The file "resultsAnalysis.Rmd" has been used to analyze the raw data, clean up
the files, and compute the average values. The output is the table
"avgTable.txt", which provides the average number of moves for each instance
class (averaged over 40 instances per class.)


- The directory "results17" contains the summary of the results, i.e., the
  recomputation of the tables of the OR Spectrum paper. The file avgTable.txt
  provides the average number of moves for each instance class. In addition, we
  verify that, for each instance class, 40 problems have been solved.
- Within that folder, there is another folder, called "rawData", which contains 
  the detailed results for each instance within each class. 

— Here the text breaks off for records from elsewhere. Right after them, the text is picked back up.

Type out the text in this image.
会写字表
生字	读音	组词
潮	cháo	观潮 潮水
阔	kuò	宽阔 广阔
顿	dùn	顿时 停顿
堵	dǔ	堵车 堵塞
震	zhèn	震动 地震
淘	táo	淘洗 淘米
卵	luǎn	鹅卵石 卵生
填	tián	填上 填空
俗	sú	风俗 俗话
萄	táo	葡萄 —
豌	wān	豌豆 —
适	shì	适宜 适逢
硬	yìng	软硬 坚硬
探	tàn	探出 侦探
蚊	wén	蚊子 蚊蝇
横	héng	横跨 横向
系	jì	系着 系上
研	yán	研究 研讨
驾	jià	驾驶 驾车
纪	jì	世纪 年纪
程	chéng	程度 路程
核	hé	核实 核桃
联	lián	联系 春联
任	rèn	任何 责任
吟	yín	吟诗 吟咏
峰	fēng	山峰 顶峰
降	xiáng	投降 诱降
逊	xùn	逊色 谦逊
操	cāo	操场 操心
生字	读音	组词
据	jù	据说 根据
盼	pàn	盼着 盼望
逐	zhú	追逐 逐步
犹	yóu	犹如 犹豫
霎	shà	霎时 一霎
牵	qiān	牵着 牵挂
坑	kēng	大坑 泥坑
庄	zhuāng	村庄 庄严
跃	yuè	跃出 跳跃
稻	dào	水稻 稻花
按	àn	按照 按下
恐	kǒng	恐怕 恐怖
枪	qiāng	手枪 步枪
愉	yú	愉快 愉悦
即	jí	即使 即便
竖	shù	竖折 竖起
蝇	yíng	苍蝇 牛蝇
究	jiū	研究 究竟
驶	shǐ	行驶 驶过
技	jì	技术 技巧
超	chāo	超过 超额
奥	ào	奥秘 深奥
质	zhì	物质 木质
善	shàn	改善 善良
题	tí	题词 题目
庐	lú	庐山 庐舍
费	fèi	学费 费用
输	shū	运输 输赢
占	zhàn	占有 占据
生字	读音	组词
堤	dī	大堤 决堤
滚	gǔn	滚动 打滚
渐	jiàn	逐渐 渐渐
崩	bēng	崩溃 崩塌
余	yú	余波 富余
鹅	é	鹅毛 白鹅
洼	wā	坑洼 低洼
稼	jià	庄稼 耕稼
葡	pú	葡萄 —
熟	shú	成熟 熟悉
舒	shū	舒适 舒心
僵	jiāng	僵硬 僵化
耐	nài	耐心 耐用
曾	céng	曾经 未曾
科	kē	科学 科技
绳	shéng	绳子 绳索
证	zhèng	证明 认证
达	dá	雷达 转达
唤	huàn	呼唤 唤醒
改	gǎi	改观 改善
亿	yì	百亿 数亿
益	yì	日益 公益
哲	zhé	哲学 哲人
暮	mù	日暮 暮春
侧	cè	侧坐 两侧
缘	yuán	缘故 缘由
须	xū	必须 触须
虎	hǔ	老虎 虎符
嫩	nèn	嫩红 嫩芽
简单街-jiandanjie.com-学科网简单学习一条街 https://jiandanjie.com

- A few output files have also been created, i.e., output5 and outputLarge,
  with the output of the algorithm. I used these files to check that the
  solutions found by CM do not exceed the limit H+2. I did not really check all
  the instances but, from a random inspection, it seems the limit is now


Differences between the results of the OR Spectrum paper and the ones
obtained here can be due to a number of reasons, e.g.:
i. in the OR Spectrum version, some instances were not actually solved and,
therefore, the average per class was computed over less than 40 instances. This
was due to memory errors.
ii. the H+2 limit. Enforcing this limit changes the behavior of the corridor
method and, therefore, forces a different exploration mechanism.
iii. the hardware. Since the method is heuristic in nature, using a faster
hardware allows to perform a deeper exploration of the solution space (it would
be equivalent to increasing the time limit on the old hardware.) While this is
irrelevant for small instances (the CM finds the optimal solution for all the
instances of classes 3 and 4), it might be an issue for larger instances.